The reasoning of Secretary Herminio Coloma, who was in the region last week, that the Palace, and the President himself, has been championing transparency in government even without an FOI Law is simply lame. If the President intends to leave a legacy of good governance characterized by transparency and accountability as he has promised in his campaign three years ago and has repeatedly been pronouncing, it is not enough that he sets personal examples such as publicly disclosing his Statement of Assets and Liabilities. That is simply a choice, or a whim if you like, but not by any means a legal responsibility. What the country needs is an institutionalized system within which public servants, especially the elected ones, could be made accountable by the people for how public funds are spent – or misspent.

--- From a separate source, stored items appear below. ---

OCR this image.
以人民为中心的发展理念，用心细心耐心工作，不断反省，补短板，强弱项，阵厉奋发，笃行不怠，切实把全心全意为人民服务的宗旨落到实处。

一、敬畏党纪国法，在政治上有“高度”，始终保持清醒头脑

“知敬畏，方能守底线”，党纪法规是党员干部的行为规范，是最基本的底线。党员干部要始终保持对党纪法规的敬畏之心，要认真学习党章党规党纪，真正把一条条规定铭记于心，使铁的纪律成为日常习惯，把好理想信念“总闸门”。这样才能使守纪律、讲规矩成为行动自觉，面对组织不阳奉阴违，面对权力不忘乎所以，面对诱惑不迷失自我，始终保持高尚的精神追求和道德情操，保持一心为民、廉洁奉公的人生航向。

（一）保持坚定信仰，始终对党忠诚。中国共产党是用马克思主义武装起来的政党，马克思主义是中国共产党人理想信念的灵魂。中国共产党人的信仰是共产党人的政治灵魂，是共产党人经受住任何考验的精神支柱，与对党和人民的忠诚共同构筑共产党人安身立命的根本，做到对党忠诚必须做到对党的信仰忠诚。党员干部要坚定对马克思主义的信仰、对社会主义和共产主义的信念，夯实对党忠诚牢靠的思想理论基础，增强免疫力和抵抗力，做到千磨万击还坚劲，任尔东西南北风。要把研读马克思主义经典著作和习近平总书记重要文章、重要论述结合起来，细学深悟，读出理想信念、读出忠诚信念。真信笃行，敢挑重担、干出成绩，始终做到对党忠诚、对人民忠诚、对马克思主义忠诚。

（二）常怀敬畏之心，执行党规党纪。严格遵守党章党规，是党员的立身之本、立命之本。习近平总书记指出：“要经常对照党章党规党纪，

Without an FOI Law, we will face consequences such as those that we are seeing these days in Pangasinan — suspected corruption deals by local government units, particularly in Dagupan; the controversy over the golf course project in Lingayen — and in the national level, the senate scandal over utilization of its funds. Without an FOI Law, we can expect more.

The FOI Law is urgent and was needed yesterday. Let’s not forget where the bill was kept hanging. When the congressional candidates begin campaigning for the May elections, let’s ask them about the FOI, then we’ll most likely get a glimpse of where they stand on transparency and accountability.

* * * * * *

Un-presidential

PURE naivete. That’s what it’s all about.

We refer to President Aquino a.k.a. P-Noy requesting the Catholic bishops to forgive Carlos Celdran. If the Pope’s would-be assassin could be forgiven by the Pope, what more with the Pope’s subalterns doing the same thing to those that had wronged them?

Celdran had done wrong when he rudely intruded into a Mass being officiated by bishops at the Manila Cathedral in 2010. A Manila judge last week found Celdran guilty of “disturbing the peace” and meted him a prison term of up to one year. The verdict is on appeal. But even before Judge Juan Bermejo Jr. could hand down his decision, the bishops had long forgiven Celdran. Does P-Noy not know that men of cloth are the first to forgive?

Or was he merely trying to be cute? Un-presidential, to say the least.